Lebih Dekat dengan Siswa Melalui Video Conference Oleh: Widi Rahayu - SMA Albidayah, Batujajar, Jawa Barat
Pembelajaran Jarak Jauh atau biasa disingkat menjadi PJJ menjadi “hantu” bagi para murid dan guru di seluruh dunia. Semua ini karena wabah COVID-19 yang membuat segala sektor mulai dari perekonomian hingga dunia pendidikan terkena imbasnya. Dengan munculnya wabah tersebut, menjadikan para guru dipaksa lebih kreatif untuk menyampaikan materi agar poin penting dari proses belajar mengajar tersampaikan. Dari yang biasanya bertemu secara tatap muka di ruang kelas, kini mereka tidak bisa melihat senyum ceria saat bertemu dengan para guru, bersalaman dengan penuh hormat, atau bertanya ini itu setelah pembelajaran berakhir. Semuanya kini terhalang oleh adanya PSBB, tetapi dari kejadian tersebut menjadikan pihak sekolah lebih inovatif dalam melakukan pelatihan pengajaran selama wabah COVID-19 ini.
Disekolah saya mengajar dibentuklah sebuah Tim IT yang bertugas mempermudah bapak/ibu guru untuk melangsungkan pembelajaran jarak jauh, sebelum dimulainya tahun ajaran baru, Tim IT mengadakan “In House Training”, yaitu semacam kegiatan pelatihan untuk para guru yang tentunya mematuhi protokol kesehatan. Kegiatan dilakukan selama tiga hari, dibagi menjadi tiga rombel, yaitu rombel IPA, IPS, dan BAHASA. Dalam pelatihan tersebut kami para guru diberikan materi pelatihan mulai dari Google Classroom, pembuatan video pembelajaran dari smartphone, hingga pelatihan mengoperasikan video conference, yaitu Zoom Meet. Saya paling tertarik dengan menggunakan video pembelajaran, karena saya menyadari generasi milenial sekarang yang duduk di bangku sekolah menengah lebih banyak menghabiskan waktunya untuk menonton video di YouTube, selain hal tersebut, juga karena saat itu kebetulan kuota bantuan internet dari pemerintah belum di dapatkan, baik oleh para murid maupun guru.

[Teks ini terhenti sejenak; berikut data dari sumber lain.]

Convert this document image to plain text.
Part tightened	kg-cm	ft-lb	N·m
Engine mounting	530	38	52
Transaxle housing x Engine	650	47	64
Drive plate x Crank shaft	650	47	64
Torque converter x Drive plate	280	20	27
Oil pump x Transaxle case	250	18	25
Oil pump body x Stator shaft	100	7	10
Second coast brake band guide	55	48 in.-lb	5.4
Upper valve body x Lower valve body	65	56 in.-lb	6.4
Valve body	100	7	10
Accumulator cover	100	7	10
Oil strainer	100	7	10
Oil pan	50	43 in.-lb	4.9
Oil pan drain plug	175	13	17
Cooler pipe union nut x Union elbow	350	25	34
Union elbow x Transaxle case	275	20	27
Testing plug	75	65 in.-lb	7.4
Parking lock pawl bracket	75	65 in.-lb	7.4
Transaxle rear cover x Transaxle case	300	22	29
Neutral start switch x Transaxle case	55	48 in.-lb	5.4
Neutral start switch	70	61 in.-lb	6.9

Proses pembuatan video pembelajaran ternyata membutuhkan waktu yang lumayan terbilang lama menurut saya, sedangkan materi setiap minggu harus berlanjut, tetapi saya terus pantang menyerah mencoba menerapkan media pembelajaran menggunakan video yang saya buat sendiri. Para murid sangat antusias dengan video pembelajaran yang saya buat, sehingga dari mereka banyak yang lebih mudah memahami.

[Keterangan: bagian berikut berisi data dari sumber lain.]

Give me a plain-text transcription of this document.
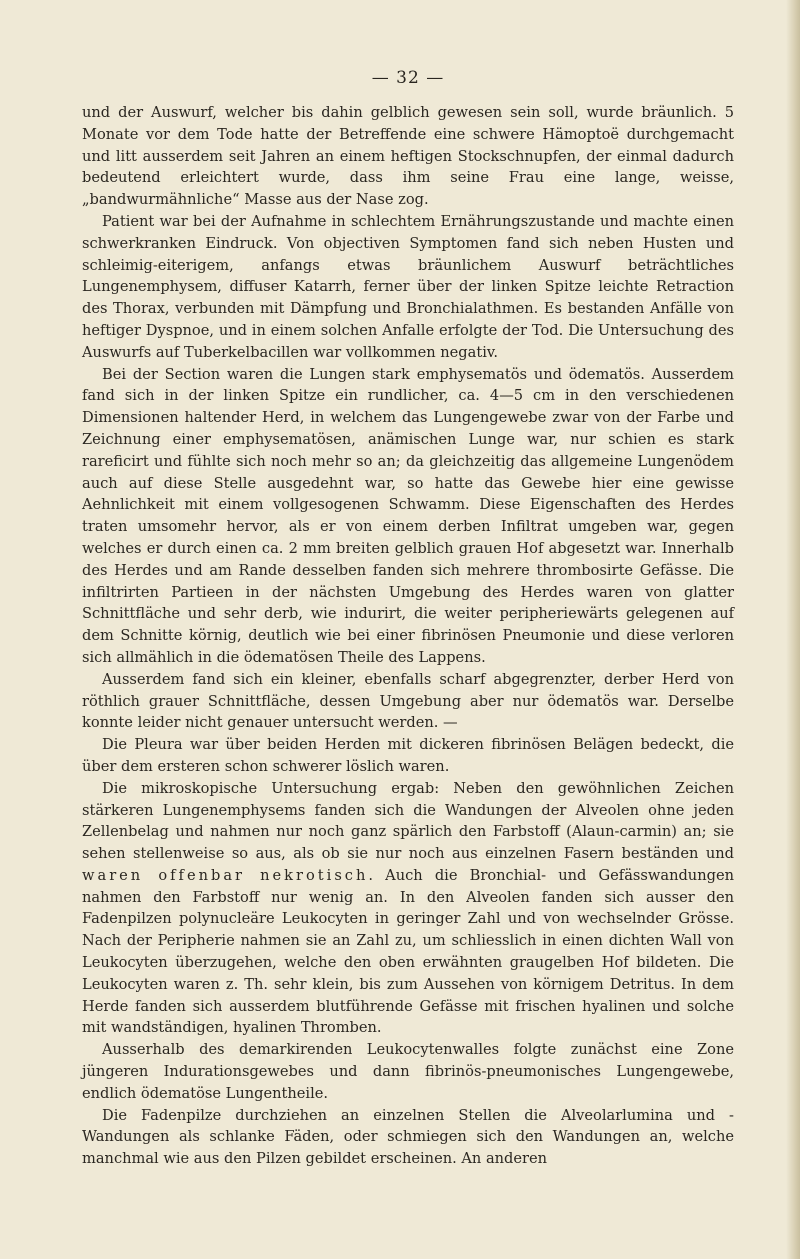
— 32 —

und der Auswurf, welcher bis dahin gelblich gewesen sein soll, wurde bräunlich. 5 Monate vor dem Tode hatte der Betreffende eine schwere Hämoptoë durchgemacht und litt ausserdem seit Jahren an einem heftigen Stockschnupfen, der einmal dadurch bedeutend erleichtert wurde, dass ihm seine Frau eine lange, weisse, „bandwurmähnliche“ Masse aus der Nase zog.

Patient war bei der Aufnahme in schlechtem Ernährungszustande und machte einen schwerkranken Eindruck. Von objectiven Symptomen fand sich neben Husten und schleimig-eiterigem, anfangs etwas bräunlichem Auswurf beträchtliches Lungenemphysem, diffuser Katarrh, ferner über der linken Spitze leichte Retraction des Thorax, verbunden mit Dämpfung und Bronchialathmen. Es bestanden Anfälle von heftiger Dyspnoe, und in einem solchen Anfalle erfolgte der Tod. Die Untersuchung des Auswurfs auf Tuberkelbacillen war vollkommen negativ.

Bei der Section waren die Lungen stark emphysematös und ödematös. Ausserdem fand sich in der linken Spitze ein rundlicher, ca. 4—5 cm in den verschiedenen Dimensionen haltender Herd, in welchem das Lungengewebe zwar von der Farbe und Zeichnung einer emphysematösen, anämischen Lunge war, nur schien es stark rareficirt und fühlte sich noch mehr so an; da gleichzeitig das allgemeine Lungenödem auch auf diese Stelle ausgedehnt war, so hatte das Gewebe hier eine gewisse Aehnlichkeit mit einem vollgesogenen Schwamm. Diese Eigenschaften des Herdes traten umsomehr hervor, als er von einem derben Infiltrat umgeben war, gegen welches er durch einen ca. 2 mm breiten gelblich grauen Hof abgesetzt war. Innerhalb des Herdes und am Rande desselben fanden sich mehrere thrombosirte Gefässe. Die infiltrirten Partieen in der nächsten Umgebung des Herdes waren von glatter Schnittfläche und sehr derb, wie indurirt, die weiter peripheriewärts gelegenen auf dem Schnitte körnig, deutlich wie bei einer fibrinösen Pneumonie und diese verloren sich allmählich in die ödematösen Theile des Lappens.

Ausserdem fand sich ein kleiner, ebenfalls scharf abgegrenzter, derber Herd von röthlich grauer Schnittfläche, dessen Umgebung aber nur ödematös war. Derselbe konnte leider nicht genauer untersucht werden. —

Die Pleura war über beiden Herden mit dickeren fibrinösen Belägen bedeckt, die über dem ersteren schon schwerer löslich waren.

Die mikroskopische Untersuchung ergab: Neben den gewöhnlichen Zeichen stärkeren Lungenemphysems fanden sich die Wandungen der Alveolen ohne jeden Zellenbelag und nahmen nur noch ganz spärlich den Farbstoff (Alaun-carmin) an; sie sehen stellenweise so aus, als ob sie nur noch aus einzelnen Fasern beständen und waren offenbar nekrotisch. Auch die Bronchial- und Gefässwandungen nahmen den Farbstoff nur wenig an. In den Alveolen fanden sich ausser den Fadenpilzen polynucleäre Leukocyten in geringer Zahl und von wechselnder Grösse. Nach der Peripherie nahmen sie an Zahl zu, um schliesslich in einen dichten Wall von Leukocyten überzugehen, welche den oben erwähnten graugelben Hof bildeten. Die Leukocyten waren z. Th. sehr klein, bis zum Aussehen von körnigem Detritus. In dem Herde fanden sich ausserdem blutführende Gefässe mit frischen hyalinen und solche mit wandständigen, hyalinen Thromben.

Ausserhalb des demarkirenden Leukocytenwalles folgte zunächst eine Zone jüngeren Indurationsgewebes und dann fibrinös-pneumonisches Lungengewebe, endlich ödematöse Lungentheile.

Die Fadenpilze durchziehen an einzelnen Stellen die Alveolarlumina und -Wandungen als schlanke Fäden, oder schmiegen sich den Wandungen an, welche manchmal wie aus den Pilzen gebildet erscheinen. An anderen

Setelah berlangsung beberapa pertemuan, akhirnya keluhan mulai bermunculan, yaitu para murid memiliki kuota internet terbatas yang mengakibatkan mereka tidak bisa menonton video pembelajaran sampai beres. Saya pun menyadari, yang ditakutkan akhirnya terjadi juga. Kini otak saya sebagai seorang guru mulai bekerja ekstra lebih keras untuk memecahkan masalah tersebut.
Akhirnya kabar baik menghampiri juga, yaitu para siswa mendapatkan kuota internet yang berjumlah puluhan gigabyte. Saya bersama Tim IT di sekolah bekerja sama melaksanakan pembelajaran melalui aplikasi Zoom Meet, dengan berpedoman pembelajaran dilaksanakan maksimal 15 menit untuk pemberian materi di awal, kemudian para siswa mengerjakan latihan yang saya upload ke Google Classroom, lalu 10 menit diakhir pembelajaran melakukan Zoom Meet.
Pembelajaran melalui aplikasi Zoom Meet lebih interaktif, siswa lebih bahagia dengan penggunaan aplikasi Zoom Meet, mereka berpendapat bisa menangkap pembelajaran lebih baik dibandingkan menggunakan video, karena mereka bisa bertanya langsung kepada saya. Selain itu, Zoom Meet juga termasuk aplikasi yang diberikan kuota lebih besar daripada kuota utama, namun pihak sekolah tetap melakukan pembatasan untuk pembelajaran melalui aplikasi tersebut hanya dilaksanakan satu minggu sekali untuk setiap guru.